Suara.com - Pegawai Komisi Pemberantasan Korupsi akan mengajukan permohonan uji materi Pasal 79 ayat (3) Undang-Undang Nomor 17 Tahun 2014 tentang MPR, DPR, DPD, dan DPRD yang mengatur tentang hak angket DPR ke Mahkamah Konstitusi.
"Hari ini sejumlah pegawai KPK akan ke MK untuk menguji konstitusionalitas aturan yang menjadi dasar hukum angket terhadap KPK," kata salah satu pegawai KPK Harun Al Rasyid dikutip dari Antara, Kamis (13/7/2017).
"Dari pendapat sejumlah ahli hukum tata negara yang sudah kami pelajari, kami yakin hak angket tidak dapat digunakan untuk lembaga independen seperti KPK apalagi dalam sejumlah putusan MK ditegaskan posisi KPK dan landasan konstitusional KPK yang menurut kami bukan termasuk ruang lingkup pemerintah," Harun menambahkan.

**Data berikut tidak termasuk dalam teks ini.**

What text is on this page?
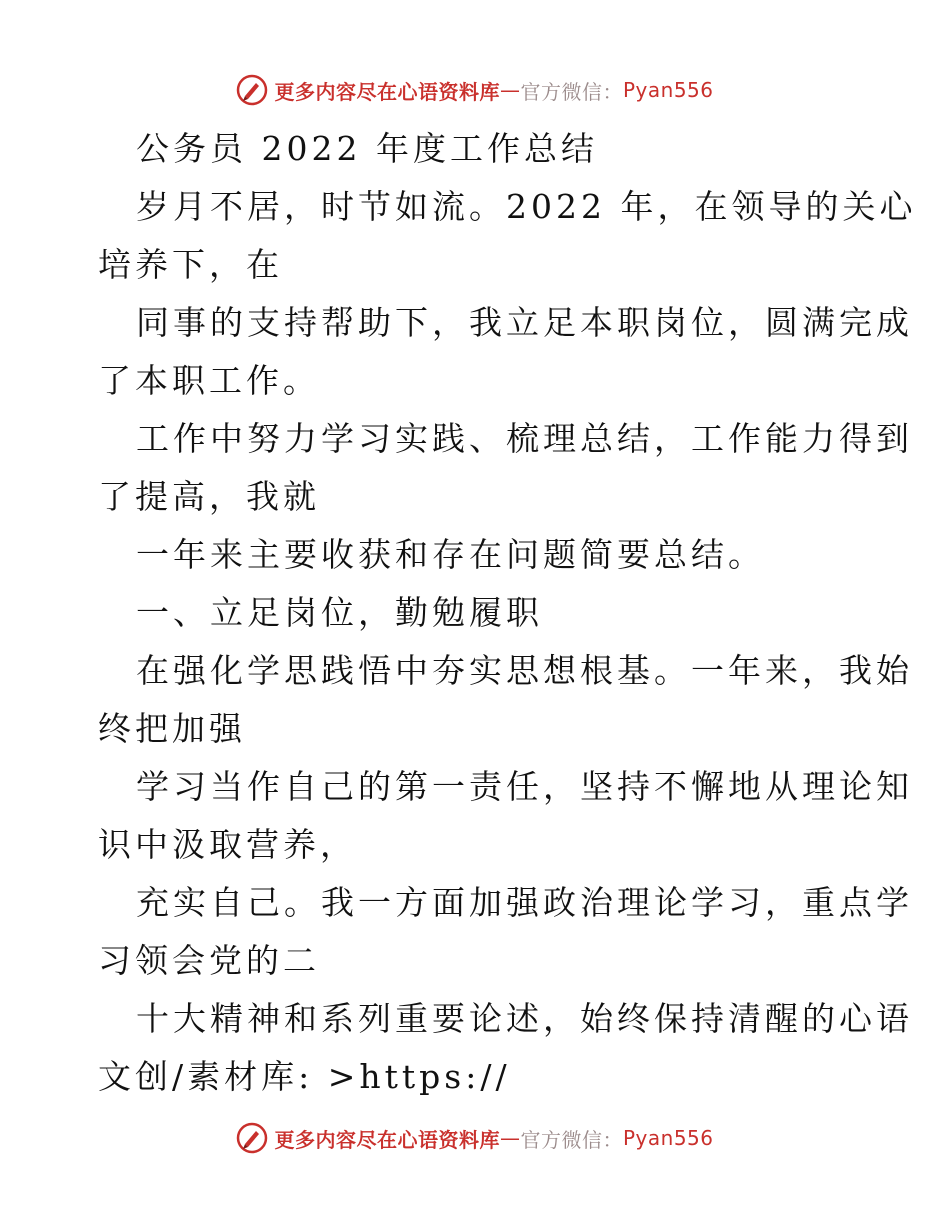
更多内容尽在心语资料库 — 官方微信： Pyan556
公务员 2022 年度工作总结
岁月不居，时节如流。2022 年，在领导的关心
培养下，在
同事的支持帮助下，我立足本职岗位，圆满完成
了本职工作。
工作中努力学习实践、梳理总结，工作能力得到
了提高，我就
一年来主要收获和存在问题简要总结。
一、立足岗位，勤勉履职
在强化学思践悟中夯实思想根基。一年来，我始
终把加强
学习当作自己的第一责任，坚持不懈地从理论知
识中汲取营养，
充实自己。我一方面加强政治理论学习，重点学
习领会党的二
十大精神和系列重要论述，始终保持清醒的心语
文创/素材库: >https://
更多内容尽在心语资料库 — 官方微信： Pyan556
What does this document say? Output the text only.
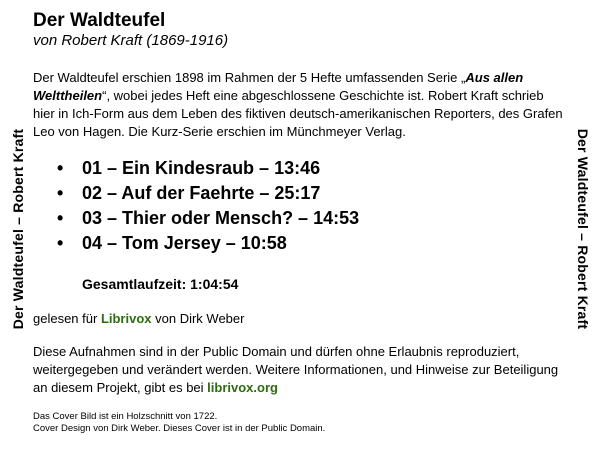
Der Waldteufel – Robert Kraft	Der Waldteufel – Robert Kraft
Der Waldteufel
von Robert Kraft (1869-1916)
Der Waldteufel erschien 1898 im Rahmen der 5 Hefte umfassenden Serie „Aus allen Welttheilen“, wobei jedes Heft eine abgeschlossene Geschichte ist. Robert Kraft schrieb hier in Ich-Form aus dem Leben des fiktiven deutsch-amerikanischen Reporters, des Grafen Leo von Hagen. Die Kurz-Serie erschien im Münchmeyer Verlag.
• 01 – Ein Kindesraub – 13:46
• 02 – Auf der Faehrte – 25:17
• 03 – Thier oder Mensch? – 14:53
• 04 – Tom Jersey – 10:58
Gesamtlaufzeit: 1:04:54
gelesen für Librivox von Dirk Weber
Diese Aufnahmen sind in der Public Domain und dürfen ohne Erlaubnis reproduziert, weitergegeben und verändert werden. Weitere Informationen, und Hinweise zur Beteiligung an diesem Projekt, gibt es bei librivox.org
Das Cover Bild ist ein Holzschnitt von 1722.
Cover Design von Dirk Weber. Dieses Cover ist in der Public Domain.
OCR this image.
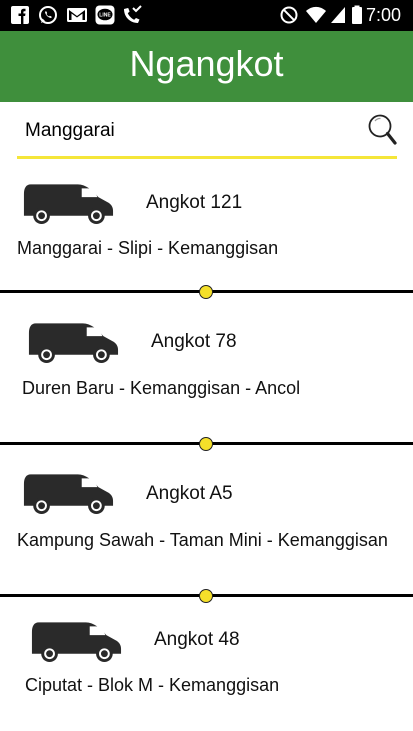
LINE	7:00
Ngangkot
Manggarai
Angkot 121
Manggarai - Slipi - Kemanggisan
Angkot 78
Duren Baru - Kemanggisan - Ancol
Angkot A5
Kampung Sawah - Taman Mini - Kemanggisan
Angkot 48
Ciputat - Blok M - Kemanggisan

Ketua II Wadah Pegawai KPK berharap sebagai lembaga pengawal konstitusi Mahkamah Konstitusi bisa memberikan keputusan yang adil dan proporsional agar dapat menghentikan kesemrawutan penggunaan kewenangan oleh lembaga.
"Dalam pelaksanaan tugas sebagai pegawai KPK, sulit memisahkan peristiwa angket DPR terhadap KPK ini dengan penanganan kasus KTP-Elektronik yang sedang berjalan. Apalagi asal mula Hak Angket dibicarakan adalah ketika KPK menolak memutar rekaman pemeriksaan Miryam S. Haryani di DPR," kata Harun.
Pasal 79 ayat (3) UU Noor 17 Tahun 2014 berbunyi: Hak angket sebagaimana dimaksud pada ayat (1) huruf b adalah hak DPR untuk melakukan penyelidikan terhadap pelaksanaan suatu undang-undang dan/atau kebijakan Pemerintah yang berkaitan dengan hal penting, strategis, dan berdampak luas pada kehidupan bermasyarakat, berbangsa, dan bernegara yang diduga bertentangan dengan peraturan perundang-undangan.
Penggunaan hak angket DPR terhadap KPK berdasarkan penafsiran ketentuan Pasal 79 ayat (3) Undang-Undang Nomor 17 Tahun 2014 telah keliru dan bertentangan dengan Pasal 1 ayat (3) dan pasal 28D ayat (1) UUD 1945 menurut pegawai KPK yang mengajukan permohonan uji materi.
Pasal 1 ayat (3) UUD 1945 menyatakan "Indonesia adalah Negara Hukum", dalam konteks tersebut maka pembatasan kekuasaan dan supremasi hukum merupakan syarat yang harus dipenuhi.
Berdasarkan pada hal itu, pegawai KPK menilai penggunaan hak angket DPR terhadap KPK merupakan bentuk penerobosan terhadap batasan kekuasaan yang telah digariskan oleh undang-undang yaitu KUHAP, undang-undang KPK dan undang-undang Pemberantasan Tindak Pidana Korupsi telah menentukan pengadilan Tindak Pidana Korupsi sebagai lembaga yang berwenang menguji benar atau tidaknya terjadi suatu tindak pidana korupsi.
"Demikian pula semua keberatan terhadap tindakan yang dilakukan oleh KPK dalam proses penyelidikan, penyidikan dan penuntutan maka lembaga praperadilan dan pengadilan merupakan badan yang ditunjuk untuk menguji segala tindakan KPK tersebut," tambah Harun.